Se la domanda che Koolhaas ha posto è che cosa abbiamo e in quale modo siamo giunti a questo punto, non mi sembra che l’Italia abbia risposto in maniera né esaustiva, né oggettiva e neanche realistica. È stata esposta, per l’ennesima volta, una storia consolatoria che esalta le forme più raffinate di un’architettura di nicchia ormai morta e sepolta. Una narrazione autistica che fallisce il compito di celebrare l’architettura come fenomeno urbano, un racconto in cui l’architetto italiano è sempre al centro, come fosse un novello Poliphilo che eroicamente innesta piccoli gioielli nei ricchi contesti storici italiani.

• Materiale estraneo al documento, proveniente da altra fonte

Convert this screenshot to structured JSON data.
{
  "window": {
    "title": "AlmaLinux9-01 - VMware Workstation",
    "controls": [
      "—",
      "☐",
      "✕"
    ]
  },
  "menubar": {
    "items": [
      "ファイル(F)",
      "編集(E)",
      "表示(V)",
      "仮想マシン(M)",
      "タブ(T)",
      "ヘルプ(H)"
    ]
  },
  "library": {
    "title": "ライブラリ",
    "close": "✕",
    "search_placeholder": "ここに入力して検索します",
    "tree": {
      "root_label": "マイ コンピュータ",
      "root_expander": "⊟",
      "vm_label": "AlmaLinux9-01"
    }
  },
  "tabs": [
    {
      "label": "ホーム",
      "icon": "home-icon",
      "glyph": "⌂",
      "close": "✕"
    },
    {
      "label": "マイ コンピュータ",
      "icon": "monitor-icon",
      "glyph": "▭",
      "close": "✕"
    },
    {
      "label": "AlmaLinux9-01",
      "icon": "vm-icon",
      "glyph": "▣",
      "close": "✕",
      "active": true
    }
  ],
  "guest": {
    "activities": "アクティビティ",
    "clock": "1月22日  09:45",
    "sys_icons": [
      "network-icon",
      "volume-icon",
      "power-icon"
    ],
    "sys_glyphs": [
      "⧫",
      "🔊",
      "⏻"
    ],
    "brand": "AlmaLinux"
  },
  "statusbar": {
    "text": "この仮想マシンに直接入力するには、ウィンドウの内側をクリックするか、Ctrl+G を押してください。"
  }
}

Quest’analisi, magari, è anche parzialmente corretta, ma tuttavia tralascia i grandi fenomeni architettonici della modernità italiana che hanno plasmato il territorio (come per esempio il Corviale, Vigne Nuove e Tor Bella Monaca a Roma, il Gallaratese a Milano, Forte Quezzi a Genova, le Vele a Napoli, Rozzol Melara a Trieste, lo Zen a Palermo), ignora l’enorme quantità d’ottima architettura italiana meno chic (industriale, pubblica e residenziale) e la grande avventura dell’industrializzazione edilizia del secondo dopoguerra, ben presente in padiglioni di paesi più o meno importanti.

Nel racconto di Zucchi è stato dimenticato anche tutto quel panorama banale, informale e abusivo spalmato sul territorio esterno delle città italiane, ormai presidiato esclusivamente dai segni postmoderni dei centri commerciali. Tra l’altro, questo è uno dei lasciti più visibili dell’assorbimento della modernità nel nostro paese che sconta più di ogni altro l’assenza dell’operare degli architetti.

Con le ottime ma ininfluenti architetture selezionate, Cino Zucchi sembra aver quindi ribaltato il tema generale, mettendo in mostra architetti, non architettura, testimoniando e ribadendo l’italico egocentrismo della categoria professionale, l’ossessione postmoderna per “la storia” e l’impossibilità – per la sua generazione – di accogliere in pieno e senza riserve i temi della modernità. A meno che, attraverso gli eleganti piccoli progetti esposti, il curatore italiano non ci voglia dire che si è finalmente realizzata la completa secessione dell’architettura italiana, vista 55 anni fa da Banham in The Italian Retreat for Modern Architecture. Una ritirata non tanto dal dibattito disciplinare contemporaneo, quanto direttamente dal mondo reale, dove vivono i cittadini.

[Alessandro Lanzetta]

Roma 9.6.14

(1)Y.A. Bois, Abattoir, in Y.A. Bois, R. Krauss, L’informe. Istruzioni per l’uso, Bruno Mondadori, Milano 2003.